La Commission Finances, économie, plan et promotion du secteur privé de l’Assemblée nationale a mené du 11 au 18 septembre des écoutes auprès des différents acteurs concernés par ce dispositif, départements ministériels, secteur privé, mais aussi représentants des consommateurs, avant de passer au vote de la loi portant création du Fonds. Elle a décidé, selon l’Honorable Mody Ndiaye, qui en est membre, de repousser de quelques semaines l’émission de son avis sur le projet de loi, « pour étudier la documentation qui lui est liée, pour avoir tous les paramètres en main ». Il s’agit notamment de la Stratégie spécifique de développement des régions du nord, entres autres. En attendant, du côté du secteur privé, on estime que la nouvelle taxe, qui devrait être de l’ordre de 0,5% du chiffre d’affaires de l’entreprise, est « une épine supplémentaire dans le pied des entrepreneurs, dans un contexte déjà difficile », explique l’un d’entre eux. « Nous avons entendu le secteur privé, qui nous a dit qu’il était d’accord avec ce texte et qu’il avait déjà donné son OK au gouvernement », poursuit le député, qui estime qu’après avoir terminé son examen « avec tous les paramètres », la Commission rendra public son avis. « Pour le moment, nous n’en sommes pas là », conclut le député.« Pour la contribution générale de solidarité, le Patronat malien a été consulté et il a donné son accord », explique au ministère de l’Économie une source proche du dossier. Confirmation donnée par le Secrétaire général du Conseil National du Patronat du Mali. « Nous avons discuté avec le gouvernement, qui au départ prévoyait 1%. C’est descendu à 0.5% et le bureau l’a adopté. Pour les industries du tabac, par exemple, la question reste sur la table, mais l’État estime qu’au Mali les taxes étant moins élevées qu’ailleurs dans la sous-région, on peut demander un effort. C’était 17 impôts et taxes au départ et nous avons négocié jusqu’à n’en avoir plus que 5 ou 6 », poursuit M. Tolo.
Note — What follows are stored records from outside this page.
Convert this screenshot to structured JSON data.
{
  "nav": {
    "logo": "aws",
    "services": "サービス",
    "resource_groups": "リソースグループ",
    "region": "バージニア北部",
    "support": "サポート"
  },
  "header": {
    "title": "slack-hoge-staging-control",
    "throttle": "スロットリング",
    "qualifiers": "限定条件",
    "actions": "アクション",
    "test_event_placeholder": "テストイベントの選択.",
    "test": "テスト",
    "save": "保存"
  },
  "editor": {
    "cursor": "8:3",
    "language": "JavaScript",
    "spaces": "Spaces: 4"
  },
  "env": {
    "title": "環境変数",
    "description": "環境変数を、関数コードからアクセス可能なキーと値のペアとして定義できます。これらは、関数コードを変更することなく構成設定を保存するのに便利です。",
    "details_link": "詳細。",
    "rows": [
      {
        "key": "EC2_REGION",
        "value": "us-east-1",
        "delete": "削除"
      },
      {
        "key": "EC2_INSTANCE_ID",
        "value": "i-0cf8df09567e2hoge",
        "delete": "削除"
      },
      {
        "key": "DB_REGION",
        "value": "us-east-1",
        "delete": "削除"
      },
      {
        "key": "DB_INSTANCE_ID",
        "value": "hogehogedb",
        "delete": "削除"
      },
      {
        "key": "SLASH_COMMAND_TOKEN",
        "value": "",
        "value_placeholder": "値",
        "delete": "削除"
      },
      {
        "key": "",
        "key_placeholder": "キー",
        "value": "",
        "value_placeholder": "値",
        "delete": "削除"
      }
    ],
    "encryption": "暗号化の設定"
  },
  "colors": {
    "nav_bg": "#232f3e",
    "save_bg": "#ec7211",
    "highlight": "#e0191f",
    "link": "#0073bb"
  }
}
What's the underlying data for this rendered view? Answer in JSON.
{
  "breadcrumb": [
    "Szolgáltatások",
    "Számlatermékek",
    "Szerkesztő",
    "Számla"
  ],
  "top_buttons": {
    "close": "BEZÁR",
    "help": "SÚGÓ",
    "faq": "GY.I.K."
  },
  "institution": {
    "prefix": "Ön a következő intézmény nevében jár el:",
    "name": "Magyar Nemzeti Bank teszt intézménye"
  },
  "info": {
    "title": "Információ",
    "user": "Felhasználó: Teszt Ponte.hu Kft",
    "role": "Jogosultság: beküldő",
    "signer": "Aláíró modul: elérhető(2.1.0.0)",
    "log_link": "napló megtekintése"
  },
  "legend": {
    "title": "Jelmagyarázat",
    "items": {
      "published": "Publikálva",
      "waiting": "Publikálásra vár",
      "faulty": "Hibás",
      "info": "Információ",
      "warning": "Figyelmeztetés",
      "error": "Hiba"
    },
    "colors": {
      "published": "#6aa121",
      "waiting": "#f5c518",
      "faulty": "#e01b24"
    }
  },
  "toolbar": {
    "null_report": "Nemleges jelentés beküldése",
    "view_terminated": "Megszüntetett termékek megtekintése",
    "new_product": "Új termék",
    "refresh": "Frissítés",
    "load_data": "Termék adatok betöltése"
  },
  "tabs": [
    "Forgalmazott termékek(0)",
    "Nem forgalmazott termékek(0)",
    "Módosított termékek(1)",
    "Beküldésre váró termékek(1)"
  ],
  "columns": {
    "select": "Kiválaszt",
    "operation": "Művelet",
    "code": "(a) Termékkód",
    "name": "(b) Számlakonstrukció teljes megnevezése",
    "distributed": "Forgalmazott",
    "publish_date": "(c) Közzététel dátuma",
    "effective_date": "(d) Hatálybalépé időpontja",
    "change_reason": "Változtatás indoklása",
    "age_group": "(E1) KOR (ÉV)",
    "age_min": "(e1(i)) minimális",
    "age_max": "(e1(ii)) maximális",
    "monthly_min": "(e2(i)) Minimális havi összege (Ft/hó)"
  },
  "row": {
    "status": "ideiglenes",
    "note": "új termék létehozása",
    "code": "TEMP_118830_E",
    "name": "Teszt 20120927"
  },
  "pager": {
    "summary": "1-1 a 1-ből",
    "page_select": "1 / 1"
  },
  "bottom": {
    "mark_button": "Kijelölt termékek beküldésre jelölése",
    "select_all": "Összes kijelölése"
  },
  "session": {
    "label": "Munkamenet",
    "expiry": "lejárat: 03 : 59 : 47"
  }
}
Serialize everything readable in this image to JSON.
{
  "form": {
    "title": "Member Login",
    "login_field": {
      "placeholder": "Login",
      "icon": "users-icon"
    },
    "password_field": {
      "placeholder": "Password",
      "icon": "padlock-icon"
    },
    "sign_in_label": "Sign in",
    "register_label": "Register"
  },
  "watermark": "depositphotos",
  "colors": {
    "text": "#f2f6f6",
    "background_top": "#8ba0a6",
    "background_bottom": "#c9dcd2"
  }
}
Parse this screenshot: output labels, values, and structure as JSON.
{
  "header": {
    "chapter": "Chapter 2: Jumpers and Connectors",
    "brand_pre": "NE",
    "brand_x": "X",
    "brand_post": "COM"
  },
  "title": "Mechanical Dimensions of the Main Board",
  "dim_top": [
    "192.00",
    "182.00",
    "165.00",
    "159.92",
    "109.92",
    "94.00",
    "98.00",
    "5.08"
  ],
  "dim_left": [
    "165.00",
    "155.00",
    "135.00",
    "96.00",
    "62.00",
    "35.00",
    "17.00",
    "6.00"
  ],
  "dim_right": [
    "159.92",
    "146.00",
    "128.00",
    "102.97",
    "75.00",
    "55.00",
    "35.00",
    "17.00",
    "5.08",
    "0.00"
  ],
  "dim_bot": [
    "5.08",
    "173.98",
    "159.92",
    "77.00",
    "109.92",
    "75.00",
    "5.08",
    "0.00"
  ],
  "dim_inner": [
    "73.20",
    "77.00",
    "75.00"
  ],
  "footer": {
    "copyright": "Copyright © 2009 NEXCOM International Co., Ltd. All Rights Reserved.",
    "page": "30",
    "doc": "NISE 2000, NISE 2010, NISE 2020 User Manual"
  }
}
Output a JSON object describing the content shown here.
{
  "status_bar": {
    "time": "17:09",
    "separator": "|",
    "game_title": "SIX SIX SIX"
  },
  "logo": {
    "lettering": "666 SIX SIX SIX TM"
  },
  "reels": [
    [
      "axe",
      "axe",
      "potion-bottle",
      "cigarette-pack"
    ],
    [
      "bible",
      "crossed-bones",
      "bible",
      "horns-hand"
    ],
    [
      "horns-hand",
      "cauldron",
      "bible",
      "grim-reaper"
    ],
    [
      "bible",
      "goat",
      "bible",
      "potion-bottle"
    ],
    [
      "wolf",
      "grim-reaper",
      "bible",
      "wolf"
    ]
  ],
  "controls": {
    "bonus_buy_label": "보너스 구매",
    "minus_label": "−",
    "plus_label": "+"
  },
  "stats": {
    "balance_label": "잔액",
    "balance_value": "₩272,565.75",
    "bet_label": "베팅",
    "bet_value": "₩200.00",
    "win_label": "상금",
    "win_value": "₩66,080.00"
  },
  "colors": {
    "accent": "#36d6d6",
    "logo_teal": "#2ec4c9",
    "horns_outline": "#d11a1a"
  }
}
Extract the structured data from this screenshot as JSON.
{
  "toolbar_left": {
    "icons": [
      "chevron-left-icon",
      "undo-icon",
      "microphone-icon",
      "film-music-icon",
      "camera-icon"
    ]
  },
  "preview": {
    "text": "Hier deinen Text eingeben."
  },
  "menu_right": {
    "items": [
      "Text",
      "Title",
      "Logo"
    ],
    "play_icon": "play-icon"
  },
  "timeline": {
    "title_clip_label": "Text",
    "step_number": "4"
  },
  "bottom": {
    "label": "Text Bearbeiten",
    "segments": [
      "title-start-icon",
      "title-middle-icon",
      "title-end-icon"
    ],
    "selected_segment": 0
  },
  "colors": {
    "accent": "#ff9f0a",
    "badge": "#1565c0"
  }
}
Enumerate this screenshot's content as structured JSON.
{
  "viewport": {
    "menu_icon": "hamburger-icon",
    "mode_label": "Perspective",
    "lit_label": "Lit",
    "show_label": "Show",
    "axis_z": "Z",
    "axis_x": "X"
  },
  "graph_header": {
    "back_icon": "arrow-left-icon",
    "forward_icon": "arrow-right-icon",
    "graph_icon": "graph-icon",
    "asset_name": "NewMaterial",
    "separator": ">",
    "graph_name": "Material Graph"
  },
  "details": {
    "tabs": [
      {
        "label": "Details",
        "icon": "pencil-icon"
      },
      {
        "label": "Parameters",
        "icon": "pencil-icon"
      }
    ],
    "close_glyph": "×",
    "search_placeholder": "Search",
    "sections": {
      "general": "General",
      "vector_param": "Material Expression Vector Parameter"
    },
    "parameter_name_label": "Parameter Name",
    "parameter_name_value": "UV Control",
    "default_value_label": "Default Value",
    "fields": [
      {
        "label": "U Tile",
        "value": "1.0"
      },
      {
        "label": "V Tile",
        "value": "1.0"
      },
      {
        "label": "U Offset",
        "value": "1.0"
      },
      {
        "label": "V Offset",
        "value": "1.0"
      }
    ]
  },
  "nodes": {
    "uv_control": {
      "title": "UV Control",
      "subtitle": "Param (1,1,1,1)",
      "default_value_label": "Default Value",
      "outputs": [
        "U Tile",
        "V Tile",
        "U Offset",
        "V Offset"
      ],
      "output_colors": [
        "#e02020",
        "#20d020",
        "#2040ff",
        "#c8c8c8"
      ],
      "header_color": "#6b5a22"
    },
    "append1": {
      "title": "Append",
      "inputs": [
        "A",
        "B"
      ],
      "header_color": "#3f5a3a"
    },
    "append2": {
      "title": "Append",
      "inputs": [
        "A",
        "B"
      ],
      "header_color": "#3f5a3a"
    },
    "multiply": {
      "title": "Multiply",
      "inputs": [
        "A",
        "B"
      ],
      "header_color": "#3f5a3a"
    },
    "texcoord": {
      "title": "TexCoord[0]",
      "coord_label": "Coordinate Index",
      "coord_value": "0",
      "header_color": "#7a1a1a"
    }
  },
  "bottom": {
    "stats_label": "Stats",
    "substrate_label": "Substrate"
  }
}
La taxe de 0,5% du chiffre d’affaires verra donc certainement le jour dans les semaines à venir. « Il paraitrait que cette taxe de 0,5% de notre CA sera déductible de nos impôts de fin d’année. Cela reviendrait à faire une avance de trésorerie, une sorte d’ADIT (Acompte sur divers impôts et taxes), comme par le passé » conclut le patron de l’OPI, qui estime « qu’État et secteur privé sont pour une fois une seule partie dans cet emprunt important. Le secteur privé devrait avoir un droit de regard sur l’usage de ce fonds ».